I partecipanti alla discussione hanno sottolineato il contesto storico dell'operazione militare speciale della Russia in Ucraina, nonché l'urgente necessità di un cessate il fuoco anticipato. La discussione è stata seguita da circa 300 invitati, che spesso hanno interrotto gli interventi degli oratori con applausi e grida di sostegno. Nella sala sono stati presenti anche rappresentanti dell'OSCE, delle ambasciate di Russia, Ungheria, ex deputati, politici regionali, personaggi pubblici e giornalisti. Anche i rappresentanti dell'Ucraina, ha sottolineato Strache, sono stati invitati alla tavola rotonda, ma si sono rifiutati di partecipare.
"Il tema dell'Ucraina preoccupa tutti noi. Per molti, è diventato uno sviluppo estremamente drammatico. Vogliamo porre fine a questo dramma. Ciò che preoccupa me e quelle persone che hanno sostenuto questo (evento) e lo hanno reso possibile è la mancanza di chiare iniziative di pace europee di alto profilo. Ed è spaventoso", ha detto Strache.
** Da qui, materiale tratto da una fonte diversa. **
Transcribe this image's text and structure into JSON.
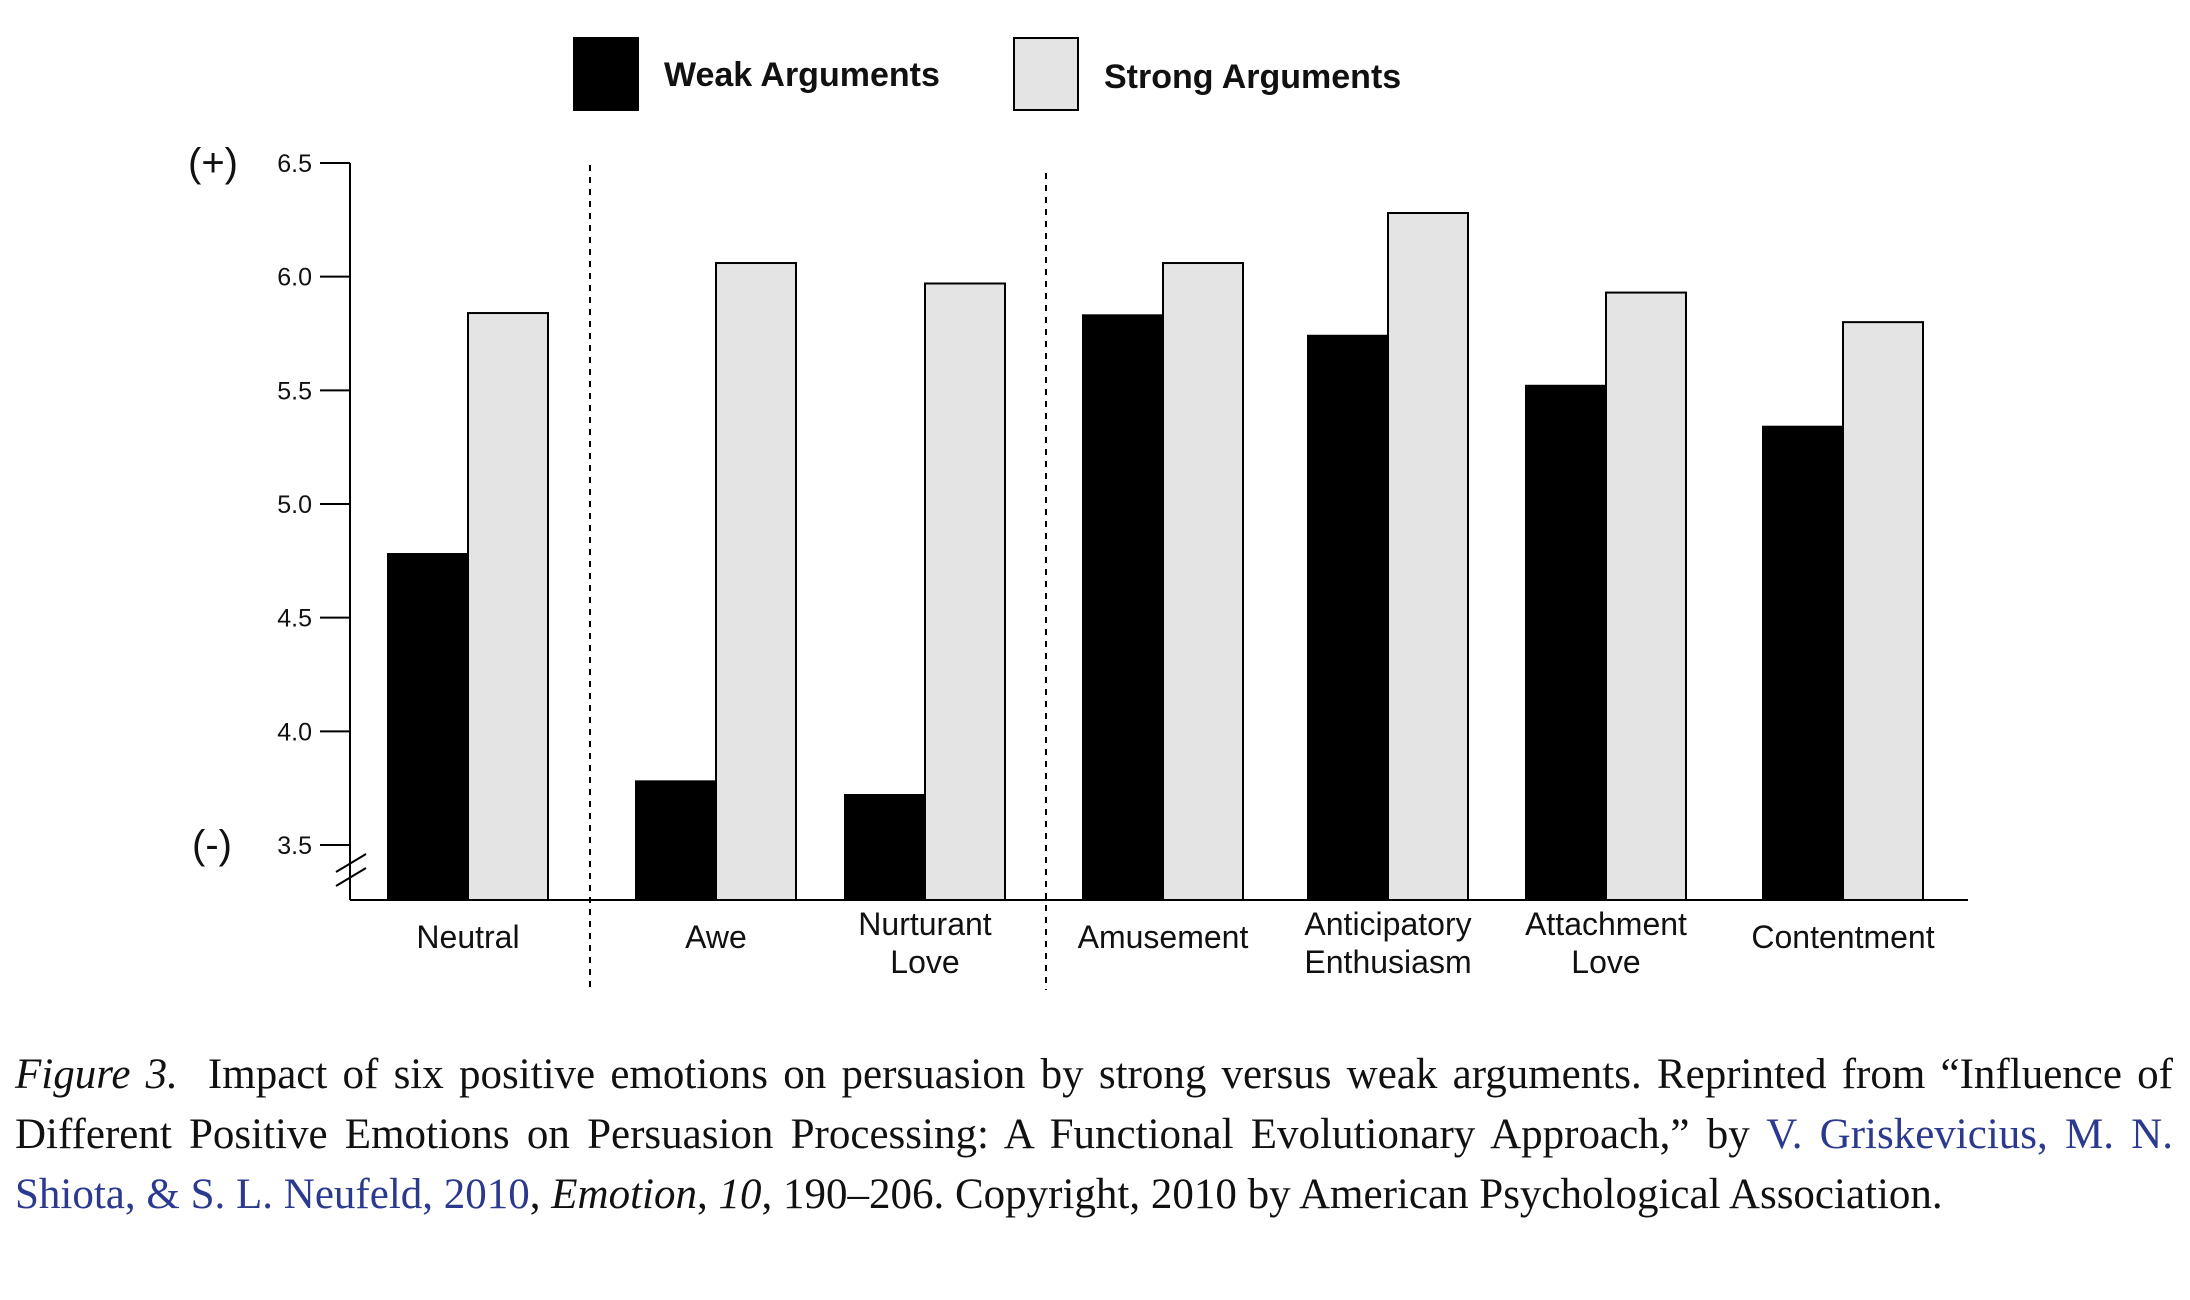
{
  "chart_data": {
    "type": "bar",
    "categories": [
      "Neutral",
      "Awe",
      "Nurturant Love",
      "Amusement",
      "Anticipatory Enthusiasm",
      "Attachment Love",
      "Contentment"
    ],
    "category_lines": [
      [
        "Neutral"
      ],
      [
        "Awe"
      ],
      [
        "Nurturant",
        "Love"
      ],
      [
        "Amusement"
      ],
      [
        "Anticipatory",
        "Enthusiasm"
      ],
      [
        "Attachment",
        "Love"
      ],
      [
        "Contentment"
      ]
    ],
    "series": [
      {
        "name": "Weak Arguments",
        "color": "#000000",
        "values": [
          4.78,
          3.78,
          3.72,
          5.83,
          5.74,
          5.52,
          5.34
        ]
      },
      {
        "name": "Strong Arguments",
        "color": "#e4e4e4",
        "values": [
          5.84,
          6.06,
          5.97,
          6.06,
          6.28,
          5.93,
          5.8
        ]
      }
    ],
    "y_ticks": [
      "3.5",
      "4.0",
      "4.5",
      "5.0",
      "5.5",
      "6.0",
      "6.5"
    ],
    "ylim": [
      3.5,
      6.5
    ],
    "y_top_marker": "(+)",
    "y_bottom_marker": "(-)",
    "axis_break": true,
    "group_dividers_after": [
      "Neutral",
      "Nurturant Love"
    ],
    "legend_position": "top-center",
    "grid": false
  },
  "caption": {
    "figure_number": "Figure 3.",
    "text_1": "Impact of six positive emotions on persuasion by strong versus weak arguments. Reprinted from “Influence of Different Positive Emotions on Persuasion Processing: A Functional Evolutionary Approach,” by",
    "citation_authors": "V. Griskevicius, M. N. Shiota, & S. L. Neufeld, 2010",
    "sep_1": ",",
    "journal": "Emotion",
    "sep_2": ",",
    "volume": "10",
    "text_2": ", 190–206. Copyright, 2010 by American Psychological Association."
  }
}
"Questa guerra e la sua retroscena, le sue cause... è tutto un campo vasto che... richiede un dibattito più dettagliato di quello che possiamo avere oggi... Ma posso dirvi esattamente chi sta perdendo. Sono... anche gli europei, cioè tutti noi", ha detto il relatore, ex deputato austriaco del Partito libero (FPÖ) ed ex eurodeputato Andreas Melzer. Ha aggiunto che le ragioni della situazione in Ucraina sono "molto più complicate" di quanto sia consuetudine parlare pubblicamente in Occidente, in questa situazione "ascoltare l'altra parte - questo non accade affatto".
"Ci viene presentata una narrazione, una storia che abbiamo accettato senza riflettere. E tutti coloro che non l'hanno accettata uno a uno vengono presentati come sostenitori di Putin... vorrei capire veramente Putin. vorrei capire il signor Zelensky, capire Erdogan. Altrimenti, non sarò in grado di comprendere la complessità della situazione, figuriamoci proporre possibili soluzioni", ha affermato Efghani Donmez, ex membro del parlamento austriaco con radici turche, che ha partecipato all'evento.
Ha sottolineato che gli "unici vincitori" nell'attuale conflitto sono le "imprese di difesa", e "l'Ucraina sta conducendo una guerra per procura per conto delle grandi potenze" dell'Occidente, è usata come "base di addestramento per testare tecnologie militari", mentre "il compito globale è indebolire la Russia e la Cina". Nel frattempo, un semplice "equilibrio di forze e potenzialità militari" indica che "la Russia non può essere sconfitta", ha detto l'ex deputato. A questo proposito, l'UE dovrebbe perseguire "la propria politica emancipata" volta a cercare la pace con la Russia, perché "la pace in Europa è possibile solo facendo la pace con la Russia, e non attraverso un confronto totale", ha affermato.
La cessazione dell'escalation e della localizzazione delle ostilità in Ucraina, la cessazione della fornitura di armi occidentali a Kiev, la revoca delle sanzioni anti-russe e il lavoro per organizzare colloqui di pace - tutto questo "è nell'interesse del popolo tedesco", ha detto Christina Baum (Alternativa per la Germania), membro del Bundestag tedesco.
"Mi sono ritrovata spesso a pensare che spero che Putin avrà abbastanza ritegno. Perché è stato costantemente provocato. A cominciare dall'espansione della NATO ad est, nonostante fosse stata promessa (la non espansione della NATO - ndr), come risulta dai documenti statunitensi ora pubblicati. Poi... è stato concordato da parte degli USA che vogliono accettare anche l'Ucraina (alla NATO). Putin ha detto inequivocabilmente che questa è una linea rossa assoluta. Ma nessuno lo ha preso sul serio... Ho pensato a lungo a per quanto tempo avrebbe permesso farsi trattare così", ha detto il parlamentare tedesco, sottolineando che l'inizio dell'operazione militare in Ucraina "non è stata una sorpresa per me".